Filming began early January 1981 in Melbourne and took place over six weeks, with studio work in Port Melbourne. Country locations at Diggers Rest and Clarkefield, while the mansion was located in Toorak and belonged to Lindsay Fox.

The film was made without direct government investment and Kavanagh said the majority of the budget came from Pact Productions and for distribution via FilmCo but that there were some funds raised by 10BA tax concessions.

Kavanagh said that in November 1980, shortly before filming was to begin, Actors Equity started objecting to Jourdan's casting, and the situation was only resolved at Christmas Eve due to the intervention of Bobby Limb, Chair of Equity, who Kavanagh said "saved the day, by ordering they could not stop an actor of Louis' calibre performing, and so the heat was off, but just in time." Equity insisted that Angela Punch McGregor have top billing for the Australian cinema release.

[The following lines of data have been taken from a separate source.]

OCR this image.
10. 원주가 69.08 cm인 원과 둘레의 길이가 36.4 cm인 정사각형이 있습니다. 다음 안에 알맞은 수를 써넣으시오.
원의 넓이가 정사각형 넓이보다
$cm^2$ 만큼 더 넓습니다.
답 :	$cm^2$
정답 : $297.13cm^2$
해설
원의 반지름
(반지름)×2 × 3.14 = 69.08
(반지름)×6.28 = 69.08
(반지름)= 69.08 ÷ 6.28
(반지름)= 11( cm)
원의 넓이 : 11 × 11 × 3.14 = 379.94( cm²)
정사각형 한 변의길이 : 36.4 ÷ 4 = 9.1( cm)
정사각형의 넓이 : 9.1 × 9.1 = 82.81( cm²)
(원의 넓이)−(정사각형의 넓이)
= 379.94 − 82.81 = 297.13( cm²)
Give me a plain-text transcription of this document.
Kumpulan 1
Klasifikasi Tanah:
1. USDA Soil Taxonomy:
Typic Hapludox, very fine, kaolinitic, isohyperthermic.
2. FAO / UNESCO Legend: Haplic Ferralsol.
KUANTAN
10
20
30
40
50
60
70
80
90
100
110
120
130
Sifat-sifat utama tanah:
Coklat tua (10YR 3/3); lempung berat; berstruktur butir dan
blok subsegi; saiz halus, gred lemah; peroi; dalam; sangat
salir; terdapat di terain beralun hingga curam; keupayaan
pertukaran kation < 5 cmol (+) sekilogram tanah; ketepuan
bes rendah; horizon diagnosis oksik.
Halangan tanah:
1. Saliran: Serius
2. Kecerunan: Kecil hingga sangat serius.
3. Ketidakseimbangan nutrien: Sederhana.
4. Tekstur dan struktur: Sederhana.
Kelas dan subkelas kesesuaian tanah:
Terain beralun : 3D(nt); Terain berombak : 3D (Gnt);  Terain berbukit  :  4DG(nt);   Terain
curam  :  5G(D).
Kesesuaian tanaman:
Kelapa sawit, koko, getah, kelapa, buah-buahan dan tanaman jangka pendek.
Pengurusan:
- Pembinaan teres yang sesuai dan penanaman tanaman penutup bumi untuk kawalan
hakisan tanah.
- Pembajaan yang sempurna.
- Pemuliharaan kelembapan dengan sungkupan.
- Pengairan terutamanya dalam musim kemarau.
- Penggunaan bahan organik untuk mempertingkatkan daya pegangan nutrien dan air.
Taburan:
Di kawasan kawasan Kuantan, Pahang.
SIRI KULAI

Jourdan had visited Australia the year before filming to tour in a play.

==Reception==
Kavanagh said "Roadshow were the distributors but were never really behind the film, and it got the obligatory two weeks at the then Bryson Cinema. I know it had screenings in Europe and elsewhere, presumably via Goldwyn, also VHS and DVD releases."

In a 1988 review of Final Cut, Jim Schembri of The Age called Double Deal the worst Australian film ever made.